Aviles P, Falcoz C, San Roman R, Gargallo-Viola D
Glaxo Wellcome S.A., Parque Tecnológico de Madrid, Spain.
Antimicrob Agents Chemother. 2000 Sep;44(9):2333-40. doi: 10.1128/AAC.44.9.2333-2340.2000.
Sordarins are a new class of antifungal agents which selectively inhibit fungal protein synthesis (FPS) by impairing the function of elongation factor 2. The present study investigates possible correlations between sordarin pharmacokinetic (PK) properties and therapeutic efficacy, based on a murine model of invasive systemic candidiasis, and provides a rationale for dose selection in the first study of efficacy in humans. A significant correlation between PK parameters and the in vivo activity of GM 237354, taken as a representative FPS inhibitor, was demonstrated in a murine model of lethal systemic candidiasis. Area under the concentration-time curve (AUC) and maximum concentration of drug in serum (C(max)) over 24 h were determined after a single GM 237354 subcutaneous (s.c.) dose (50 mg/kg of body weight) in healthy animals (no significant PK changes with infection were observed for other sordarin derivatives). These results have been used to simulate PK profiles obtained after several doses and/or schedules in animal therapy. A PK-pharmacodynamic (PD) parameter such as the time that serum drug concentrations remain above the MIC (t > MIC) was also determined. Treatment efficacies were evaluated in terms of the area under the survival time curve (AUSTC), using Kaplan-Meier survival analysis and in terms of kidney fungal burden (log CFU/gram) after s.c. doses of 2.5, 5, 10, 20, and 40 mg/kg every 4, 8, or 12 h (corresponding to total daily doses of 5 to 240 mg/kg). The results show all treatments to significantly prolong survival versus that of infected and nontreated controls (P < 0.05). Relationships between simulated PK and PK-PD parameters and efficacy were explored. A good correlation independent of the dosing interval was observed with AUC (but not C(max) or t > MIC) and both AUSTC and kidney burden. Following repeated dosing every 8 h, AUC(50) (AUC at which 50% of the maximum therapeutic efficacy is obtained) was estimated as 21.7 and 37.1 microg. h/ml (total concentrations) for AUSTC and kidney burden using a sigmoid E(max) and an inhibitory sigmoid E(max) PK-PD model, respectively. For an efficacy target of 90% survival, AUC was predicted as 67 microg. h/ml. We conclude that the PK-PD approach is useful for evaluating relationships between PK parameters and efficacy in antifungal research. Moreover, the results obtained with this approach could be successfully applied to clinical studies.

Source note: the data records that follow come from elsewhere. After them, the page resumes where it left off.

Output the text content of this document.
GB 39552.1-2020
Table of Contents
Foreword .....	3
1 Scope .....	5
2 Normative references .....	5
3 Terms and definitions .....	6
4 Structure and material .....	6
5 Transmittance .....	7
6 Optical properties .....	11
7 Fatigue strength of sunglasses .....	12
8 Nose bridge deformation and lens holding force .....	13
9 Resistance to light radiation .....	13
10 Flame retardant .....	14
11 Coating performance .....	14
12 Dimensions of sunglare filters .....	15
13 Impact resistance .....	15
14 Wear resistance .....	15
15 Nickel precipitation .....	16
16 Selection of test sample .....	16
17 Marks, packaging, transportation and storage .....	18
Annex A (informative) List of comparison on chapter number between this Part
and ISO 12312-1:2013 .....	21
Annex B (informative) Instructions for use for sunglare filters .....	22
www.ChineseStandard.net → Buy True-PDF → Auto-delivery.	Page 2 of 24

梭链孢菌素是一类新型抗真菌药物,通过损害延伸因子2的功能来选择性抑制真菌蛋白质合成(FPS)。本研究基于侵袭性系统性念珠菌病小鼠模型,探讨梭链孢菌素药代动力学(PK)特性与治疗效果之间可能的相关性,并为人类首次疗效研究中的剂量选择提供依据。在致死性系统性念珠菌病小鼠模型中,已证明作为代表性FPS抑制剂的GM 237354的PK参数与体内活性之间存在显著相关性。在健康动物中单次皮下(s.c.)注射GM 237354(50 mg/kg体重)后,测定24小时内的血药浓度-时间曲线下面积(AUC)和血清中药物的最大浓度(C(max))(未观察到其他梭链孢菌素衍生物因感染而出现显著的PK变化)。这些结果已用于模拟动物治疗中多次给药和/或给药方案后的PK曲线。还确定了一个PK-药效学(PD)参数,如血清药物浓度保持高于MIC的时间(t > MIC)。使用Kaplan-Meier生存分析,根据生存时间曲线下面积(AUSTC)评估治疗效果,并根据每4、8或12小时皮下注射2.5、5、10、20和40 mg/kg剂量(相当于每日总剂量5至240 mg/kg)后的肾脏真菌负荷(log CFU/克)进行评估。结果显示,与感染且未治疗的对照组相比,所有治疗均显著延长了生存期(P < 0.05)。探讨了模拟PK和PK-PD参数与疗效之间的关系。观察到AUC(而非C(max)或t > MIC)与AUSTC和肾脏负荷之间存在良好的相关性,且与给药间隔无关。每8小时重复给药后,使用S型E(max)和抑制性S型E(max) PK-PD模型分别估计AUSTC和肾脏负荷的AUC(50)(获得最大治疗效果的50%时的AUC)为21.7和37.1 μg·h/ml(总浓度)。对于90%生存率的疗效目标,预测AUC为67 μg·h/ml。我们得出结论,PK-PD方法有助于评估抗真菌研究中PK参数与疗效之间的关系。此外,用该方法获得的结果可成功应用于临床研究。